We’ll get for the first time the same version of Flash on PC and phones rather than the cut-down Flash Lite for cellphones, and it’s the first time you’ll be able to download and install Flash onto your phone yourself rather than having to hope the OS or handset has it bundled. And having Flash on phones is the first step towards having AIR apps running natively on cellphones.

Flash Player 10.1 won’t run on every smartphone. According to Flash senior product marketing manager T. Barclay, the list includes “Android, Windows Mobile, Symbian Series 60, Palm webOS and hopefully others we will be able to talk about in the near future”.

The developer beta version for Palm and for Windows Mobile 6.5 will be available before the end of the year and the public betas for Android and Symbian are expected early in 2010.

FULL FLASH ON PHONES: Today, only 40% of new phones have the basic Flash Lite version. In 2010 all new smartphones will have full Flash.

The final version of Flash 10.1 will ship in the first half of next year and Barclay says that “there will be devices in the market that support it”.

If the Flash player doesn’t come on a new phone or as part of a system software update, it will be available online through app-stores; or if you try to load Flash content, Tom Barclay says you might get an automatic download link.

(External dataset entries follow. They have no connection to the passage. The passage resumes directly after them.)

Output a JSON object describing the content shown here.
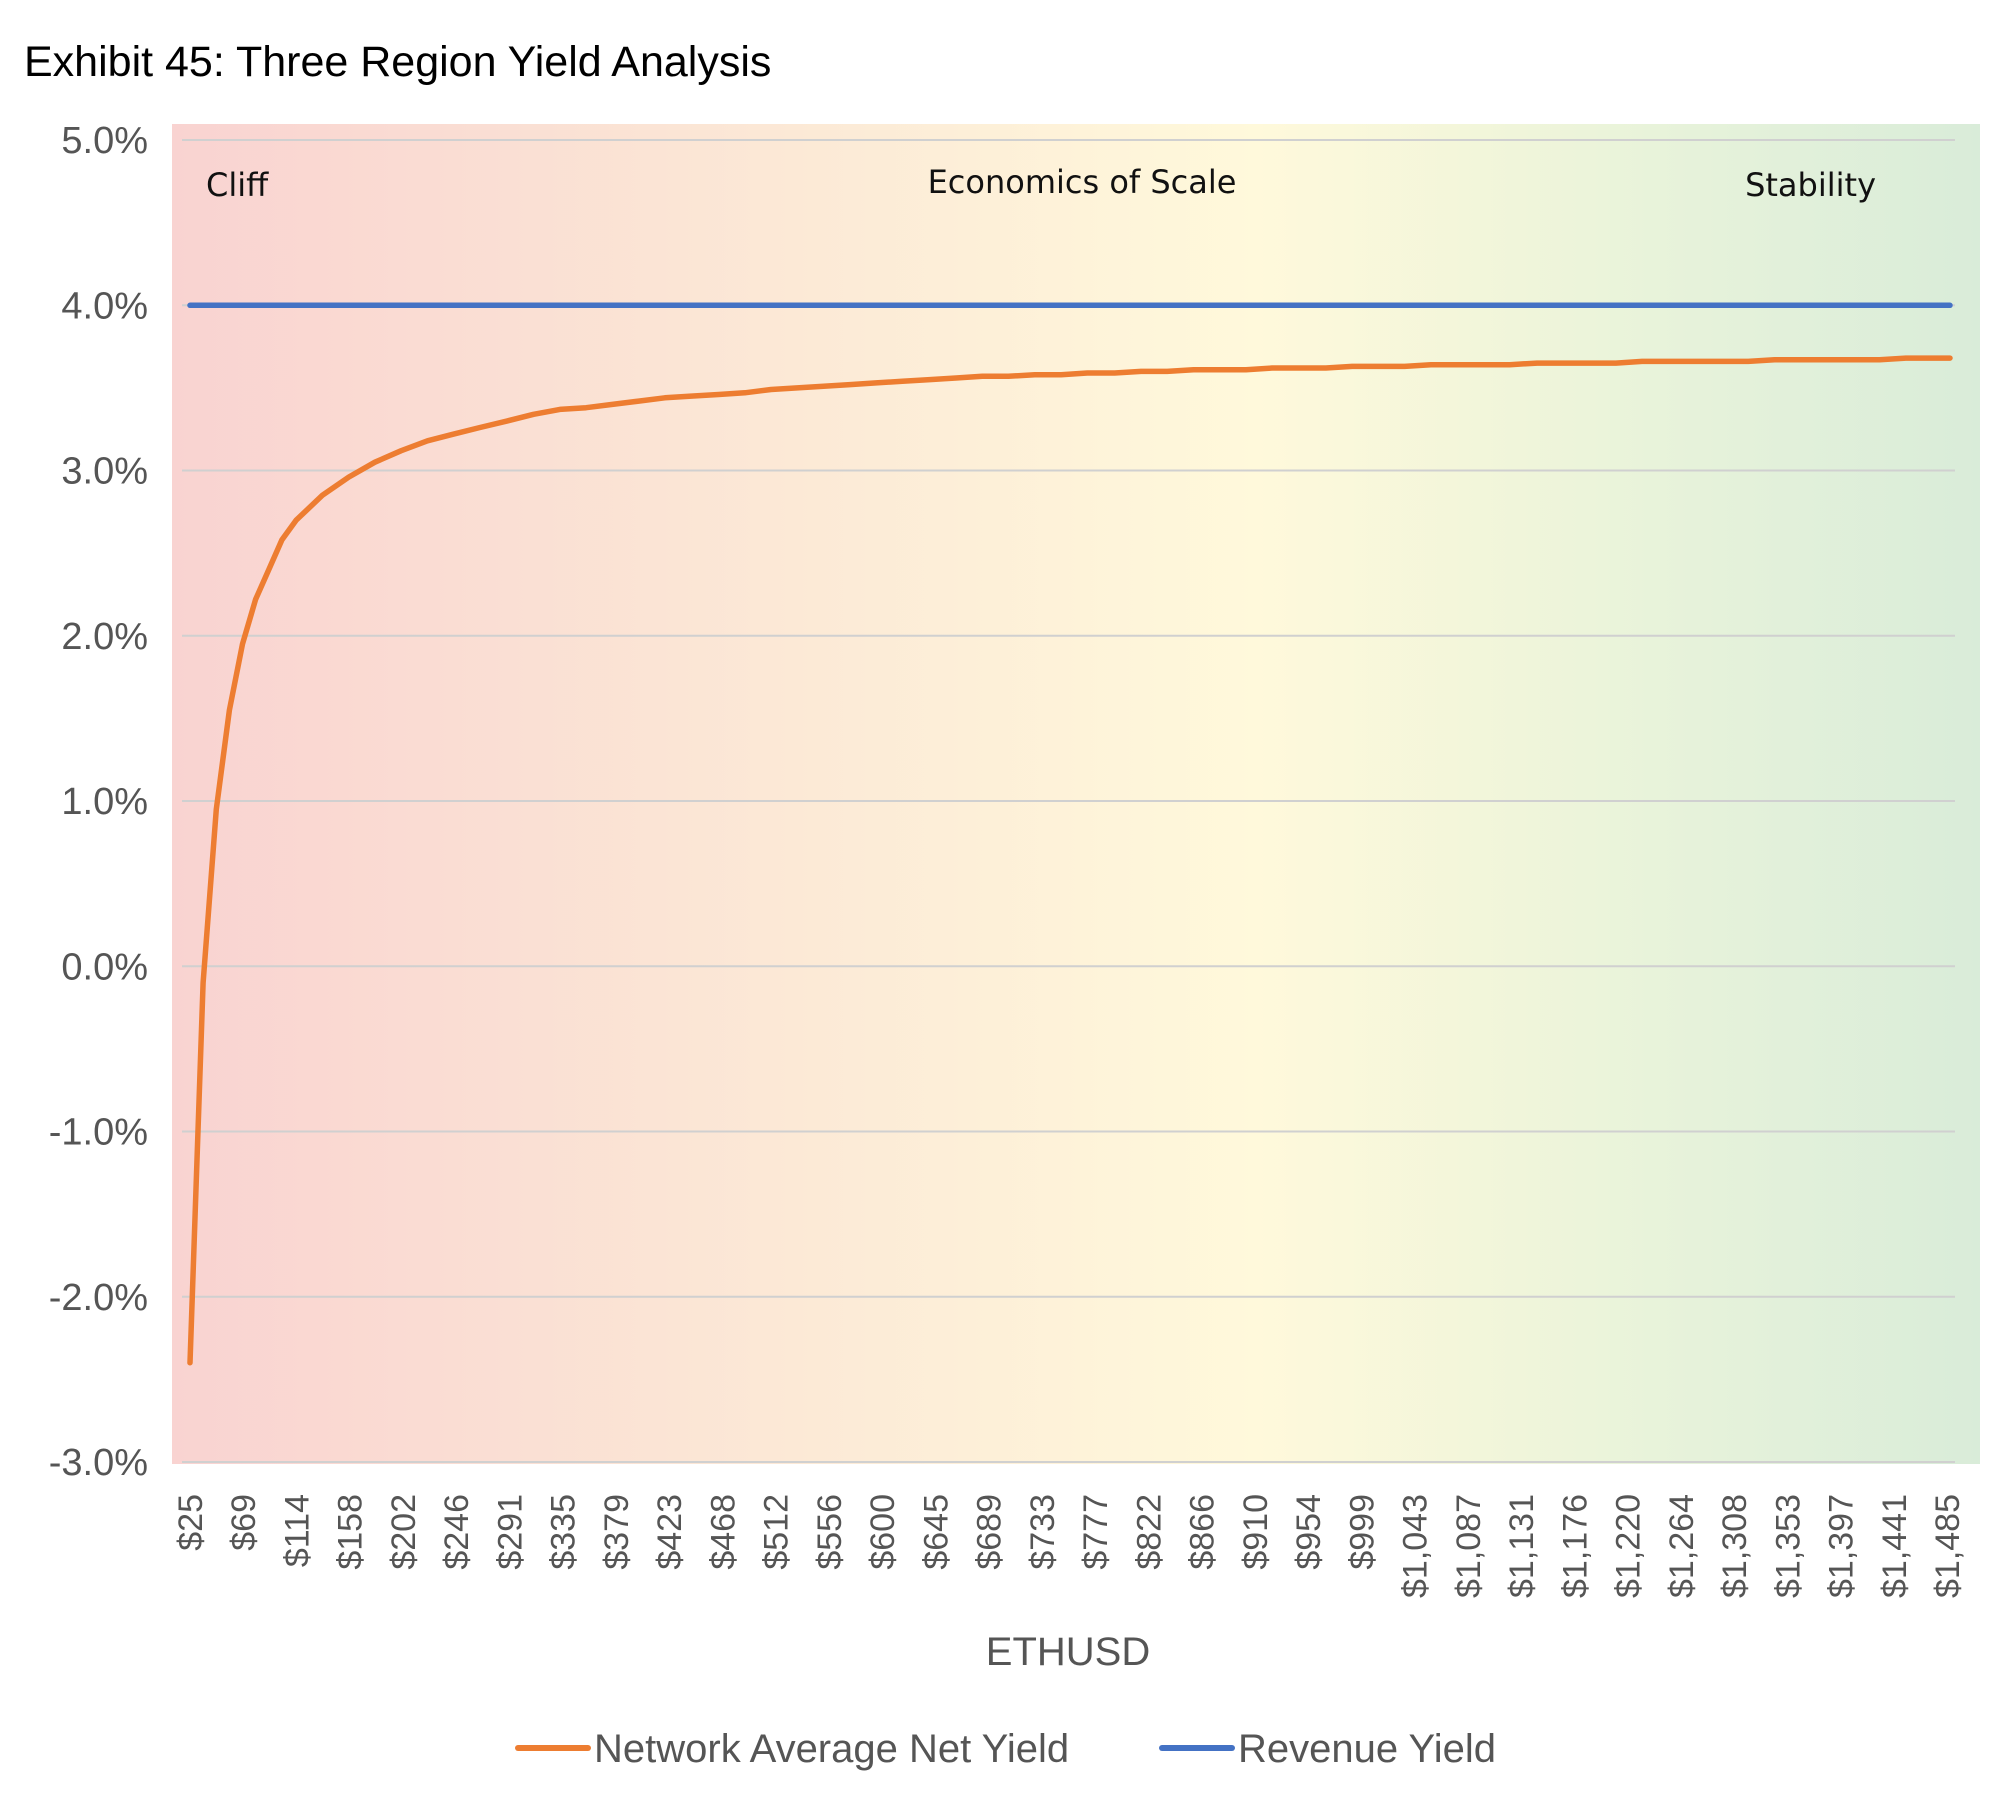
{
  "chart_data": {
    "type": "line",
    "title": "Exhibit 45: Three Region Yield Analysis",
    "xlabel": "ETHUSD",
    "ylabel": "",
    "y_ticks": [
      "5.0%",
      "4.0%",
      "3.0%",
      "2.0%",
      "1.0%",
      "0.0%",
      "-1.0%",
      "-2.0%",
      "-3.0%"
    ],
    "ylim": [
      -3.0,
      5.0
    ],
    "x_ticks": [
      "$25",
      "$69",
      "$114",
      "$158",
      "$202",
      "$246",
      "$291",
      "$335",
      "$379",
      "$423",
      "$468",
      "$512",
      "$556",
      "$600",
      "$645",
      "$689",
      "$733",
      "$777",
      "$822",
      "$866",
      "$910",
      "$954",
      "$999",
      "$1,043",
      "$1,087",
      "$1,131",
      "$1,176",
      "$1,220",
      "$1,264",
      "$1,308",
      "$1,353",
      "$1,397",
      "$1,441",
      "$1,485"
    ],
    "xlim": [
      25,
      1500
    ],
    "grid": true,
    "legend_position": "bottom",
    "regions": [
      {
        "label": "Cliff"
      },
      {
        "label": "Economics of Scale"
      },
      {
        "label": "Stability"
      }
    ],
    "series": [
      {
        "name": "Network Average Net Yield",
        "color": "#ED7D31",
        "x": [
          25,
          36,
          47,
          58,
          69,
          80,
          91,
          102,
          114,
          136,
          158,
          180,
          202,
          224,
          246,
          268,
          291,
          313,
          335,
          357,
          379,
          401,
          423,
          445,
          468,
          490,
          512,
          534,
          556,
          578,
          600,
          622,
          645,
          667,
          689,
          711,
          733,
          755,
          777,
          800,
          822,
          844,
          866,
          888,
          910,
          932,
          954,
          977,
          999,
          1021,
          1043,
          1065,
          1087,
          1109,
          1131,
          1154,
          1176,
          1198,
          1220,
          1242,
          1264,
          1286,
          1308,
          1331,
          1353,
          1375,
          1397,
          1419,
          1441,
          1463,
          1485,
          1500
        ],
        "values": [
          -2.4,
          -0.1,
          0.95,
          1.55,
          1.95,
          2.22,
          2.4,
          2.58,
          2.7,
          2.85,
          2.96,
          3.05,
          3.12,
          3.18,
          3.22,
          3.26,
          3.3,
          3.34,
          3.37,
          3.38,
          3.4,
          3.42,
          3.44,
          3.45,
          3.46,
          3.47,
          3.49,
          3.5,
          3.51,
          3.52,
          3.53,
          3.54,
          3.55,
          3.56,
          3.57,
          3.57,
          3.58,
          3.58,
          3.59,
          3.59,
          3.6,
          3.6,
          3.61,
          3.61,
          3.61,
          3.62,
          3.62,
          3.62,
          3.63,
          3.63,
          3.63,
          3.64,
          3.64,
          3.64,
          3.64,
          3.65,
          3.65,
          3.65,
          3.65,
          3.66,
          3.66,
          3.66,
          3.66,
          3.66,
          3.67,
          3.67,
          3.67,
          3.67,
          3.67,
          3.68,
          3.68,
          3.68
        ]
      },
      {
        "name": "Revenue Yield",
        "color": "#4472C4",
        "x": [
          25,
          1500
        ],
        "values": [
          4.0,
          4.0
        ]
      }
    ],
    "background_gradient": [
      "#F9D3D1",
      "#FBE5D5",
      "#FFF9DB",
      "#E8F3DA",
      "#D9ECD9"
    ],
    "gridline_color": "#D0D0D0",
    "axis_text_color": "#555555"
  }
}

“Our goal is to make Flash very easy to install and keep it updated to avoid fragmentation of the runtime,” says Tom Barclay.

Flash on Google Chrome and Android

As well as working with Adobe on the Google Android Flash player, G. is also signing up to the Open-Screen project that Adobe announced at the beginning of 2009.

While Google hasn’t made any public announcements about Chrome and Flash compatibility, Adrian Ludwig – the group Flash product marketing manager – says that “their participation is a strong indication that they’re planning on delivering AIR and the Flash player  to their OS”.

POWER UP: Flash is graphics, video and scripts – AIR turns that into fully-fledged applications.

That might seem odd in light of the fact that Ian Fette - Chrome product manager  hinted (during Google’s developer conference) that he was hoping to see more video on the web move away from Flash into codecs supported by its proposed HTML 5 video tag: “We have to support about 50 image formats in the browser — it’s just too complicated; we want to make it simpler for videos.”

But with 75% of videos on the web currently in Flash format, Adrian Ludwig says Google is being pragmatic about supporting the Flash platform: “They consider a Flash player one of the technologies that’s very important for Google to be successful in building web technologies.”

Optimised for phones and devices

The apparent issue with Flash on phones is whether the mobile processor is powerful enough to show content. T. Barclay claims “a lot of existing content will just work on those phones”, while the new Flash player takes advantage of hardware graphics acceleration and video decoding.

With other improvements in the code structure, Tom Barclay promises the new Flash player increases software rendering performance by  over 87% and reduces processor memory consumption by 55%.

Adobe team has worked on specific optimisation for mobile phones based on Snapdragon chips (which means high end smartphones like the Toshiba TG O1 or the promised SmartBook devices), as well as for Nvidia’s Ion and Tegra chips.

Buy one of the new netbooks like the Hewlett Packard Mini 311, Samsung N510 or Lenovo Ideapad S12 and you’ll be able to try the public beta version of Flash – 10.1 that will show full frame H264 video by the end of 2009.